The Mobile Shell, or MoSH, has been released on GitHub as a replacement for SSH for mobile devices. The principles behind MoSH are due to be presented in a technical paper at the 2012 USENIX Annual Technical Conference next month.
There are two significant features that distinguish Mosh from alternative mechanisms:
- Firstly, the connection is IP address agnostic; rather than using a TCP/IP connection, data is sent via UDP/IP. As a result, if the signal drops or the device's IP address changes (because it is roaming between a WiFi and a cellular network, for example) then the connection is not reliant on the transport layer maintaining state connectivity.
- Secondly, rather than providing a transparent encrypted byte stream from client to server, and having the server respond with the screen redraw mechanisms, the Mosh client provides a variation of local echo. Thus, when the user types an 'X' on the keyboard, instead of having to round-trip between the client to sever and back to client to display the 'X' on screen, the Mosh client can display the 'X' immediately.
These two changes are clearly a significant departure from the layered architecture of connection streams like SSH, which provide the encrypted bytestream only between two end points and then let the remote server program redraw the screen. As SSH has no knowledge of either end of the connection's use of the data, any keypresses take a minimum of one round trip to display.
Mosh works by creating a server process, running in user space, listening to for UDP packets. The Mosh client then is given the address of the server (and UDP port) and initiates the connection by sending data in packets. However, since the connection itself is stateless at the network layer, if the client moves to a different IP address then UDP packets can come from a different IP address (sending to the same server) without a loss of connectivity.
The use of UDP, rather than TCP, also means the Mosh client/server connection has to do its own state management. Each packet in the connection has an incrementing number, and the client and server both build up a list of known packets, with the Mosh libraries initiating retransmission where necessary. (This is in essence roughly how TCP works under the covers in any case.) It is also this property which lets the Mosh client roam between different IP addresses or (in the future) between IPv4 and IPv6. The server's IP address must remain fixed however.
Packets sent via the Mosh connection are encrypted with AES-128 in OCB mode. This provides an encrypted endpoint with a fixed key, which is generated at server startup and printed along with the connection information:
$ mosh-server
MOSH CONNECT 60004 4NeCCgvZFe2RnPgrcU1PQw
…
Although this approach is new, AES-128 OCB has been around for a while and the authors note that they invite further scrutiny:
Has your secure datagram protocol been audited by experts?

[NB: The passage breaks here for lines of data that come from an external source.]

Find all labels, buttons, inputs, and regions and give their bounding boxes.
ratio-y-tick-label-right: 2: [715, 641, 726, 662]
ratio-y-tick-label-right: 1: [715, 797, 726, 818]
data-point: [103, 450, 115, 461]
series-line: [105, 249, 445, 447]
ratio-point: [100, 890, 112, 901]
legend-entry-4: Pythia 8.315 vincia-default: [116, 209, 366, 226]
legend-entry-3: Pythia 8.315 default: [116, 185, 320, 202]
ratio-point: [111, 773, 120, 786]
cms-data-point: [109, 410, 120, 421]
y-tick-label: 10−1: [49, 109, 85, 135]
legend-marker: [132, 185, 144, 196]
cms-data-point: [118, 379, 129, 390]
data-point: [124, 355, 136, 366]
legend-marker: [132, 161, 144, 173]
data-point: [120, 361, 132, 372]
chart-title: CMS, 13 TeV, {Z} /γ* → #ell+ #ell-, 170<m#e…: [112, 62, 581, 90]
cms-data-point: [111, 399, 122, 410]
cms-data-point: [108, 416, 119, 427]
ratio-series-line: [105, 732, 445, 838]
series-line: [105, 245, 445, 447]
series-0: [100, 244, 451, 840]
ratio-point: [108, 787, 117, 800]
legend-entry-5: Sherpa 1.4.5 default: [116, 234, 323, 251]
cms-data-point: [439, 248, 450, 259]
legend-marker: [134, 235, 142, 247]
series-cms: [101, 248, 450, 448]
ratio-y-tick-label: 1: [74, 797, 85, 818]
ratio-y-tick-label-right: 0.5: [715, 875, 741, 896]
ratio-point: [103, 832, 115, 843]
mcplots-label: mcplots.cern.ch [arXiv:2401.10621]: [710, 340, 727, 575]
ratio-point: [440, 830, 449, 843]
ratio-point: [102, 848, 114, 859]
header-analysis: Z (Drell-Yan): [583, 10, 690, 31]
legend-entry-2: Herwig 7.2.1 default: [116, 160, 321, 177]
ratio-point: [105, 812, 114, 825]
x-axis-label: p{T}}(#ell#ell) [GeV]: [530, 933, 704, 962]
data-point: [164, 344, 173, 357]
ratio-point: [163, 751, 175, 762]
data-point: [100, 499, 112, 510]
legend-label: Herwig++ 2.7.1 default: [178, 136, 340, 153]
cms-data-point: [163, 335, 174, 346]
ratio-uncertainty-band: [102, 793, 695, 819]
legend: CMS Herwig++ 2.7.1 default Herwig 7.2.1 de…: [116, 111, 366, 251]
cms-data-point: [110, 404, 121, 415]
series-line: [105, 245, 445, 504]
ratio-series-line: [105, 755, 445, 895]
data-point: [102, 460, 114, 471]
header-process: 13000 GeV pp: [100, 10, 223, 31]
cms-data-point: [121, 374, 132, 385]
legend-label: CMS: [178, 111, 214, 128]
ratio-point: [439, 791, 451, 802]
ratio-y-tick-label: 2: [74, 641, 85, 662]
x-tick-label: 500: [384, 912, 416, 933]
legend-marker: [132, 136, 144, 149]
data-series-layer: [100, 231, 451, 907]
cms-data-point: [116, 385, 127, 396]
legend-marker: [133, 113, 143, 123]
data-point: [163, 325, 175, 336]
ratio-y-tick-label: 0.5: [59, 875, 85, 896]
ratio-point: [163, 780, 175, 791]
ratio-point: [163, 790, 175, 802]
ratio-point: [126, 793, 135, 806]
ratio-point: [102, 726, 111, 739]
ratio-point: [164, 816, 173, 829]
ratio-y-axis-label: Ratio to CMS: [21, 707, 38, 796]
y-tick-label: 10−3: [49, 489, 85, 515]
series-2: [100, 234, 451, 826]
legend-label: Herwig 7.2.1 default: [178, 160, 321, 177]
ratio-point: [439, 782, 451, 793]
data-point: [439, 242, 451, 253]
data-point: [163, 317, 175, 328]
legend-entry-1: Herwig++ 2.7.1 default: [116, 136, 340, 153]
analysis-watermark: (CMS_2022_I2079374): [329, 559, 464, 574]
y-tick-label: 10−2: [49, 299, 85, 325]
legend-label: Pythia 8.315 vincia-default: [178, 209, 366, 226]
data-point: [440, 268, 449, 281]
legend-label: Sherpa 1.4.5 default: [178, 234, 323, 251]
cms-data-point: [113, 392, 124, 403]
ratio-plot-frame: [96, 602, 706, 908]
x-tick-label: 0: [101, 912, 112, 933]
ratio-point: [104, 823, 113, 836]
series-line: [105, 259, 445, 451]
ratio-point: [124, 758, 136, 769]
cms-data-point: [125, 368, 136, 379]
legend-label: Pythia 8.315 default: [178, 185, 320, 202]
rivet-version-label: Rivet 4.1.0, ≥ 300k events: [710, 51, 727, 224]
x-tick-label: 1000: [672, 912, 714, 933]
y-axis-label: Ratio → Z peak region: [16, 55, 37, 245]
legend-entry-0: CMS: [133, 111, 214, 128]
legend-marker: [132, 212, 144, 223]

No. Mosh is actively used and has been read over by security-minded crypto nerds who think its design is reasonable, but any novel datagram protocol is going to have to prove itself, and SSP is no exception. We use the reference implementations of AES-128 and OCB, and we welcome your eyes on the code. We think the radical simplicity of the design is an advantage, but of course others have thought that and have been wrong. We don't doubt it will (properly!) take time for the security community to get comfortable with mosh.
The second significant change is the synchronisation of screen state between client and server processes. Almost all of the time, when a user types a character (like 'X') they want the X to be displayed on screen; and when they type backspace, they want the character deleted. Similarly, the up/down/left/right arrow keys almost always move one character in that direction.
To achieve this, the mosh-server stores an emulated view of the client's screen (and vice versa) and has predictions based on whether the keys typed will change the screen in a 'normal' way. If its predictions are off, it will wait for the round-trip time to the server to confirm the state of the screen (essentially, degrading to the old SSH mechanism) but in cases where it has good confidence that typing keystrokes will cause a screen update it will show those locally. In shell-like environments (where most keystrokes are echoed as-is) this reduces the perceived lag to the server, and additionally can send less network traffic because keystrokes can be sent in batched packets rather than one-at-a-time packets as used by most interactive connections.
One restriction is that input is only supported via UTF-8, because multiple keypresses can be converted into a single character (and vice versa). Rather than try to tackle all encodings and input methods, Mosh only focusses on UTF-8 and ensures it gets that right. More details are available on the technical information page.
Mosh brings a new approach to connections between mobile devices and servers. Each client connection takes a single UDP port (and UDP must be routable between the end points) but the channel is encrypted with the private key. Since the connection can be ported to other IP addresses, concerns will naturally be raised about whether the connection can be broken into, and the fact that the 'connection' stays alive even when the client disconnects may be a concern for some.
However, its advantages, and in particular, its improved perception of response time, may be enough to encourage people to look at the system. And since the processes on both sides are user processes, Mosh can easily be installed into existing environments without needing elevated privileges to install.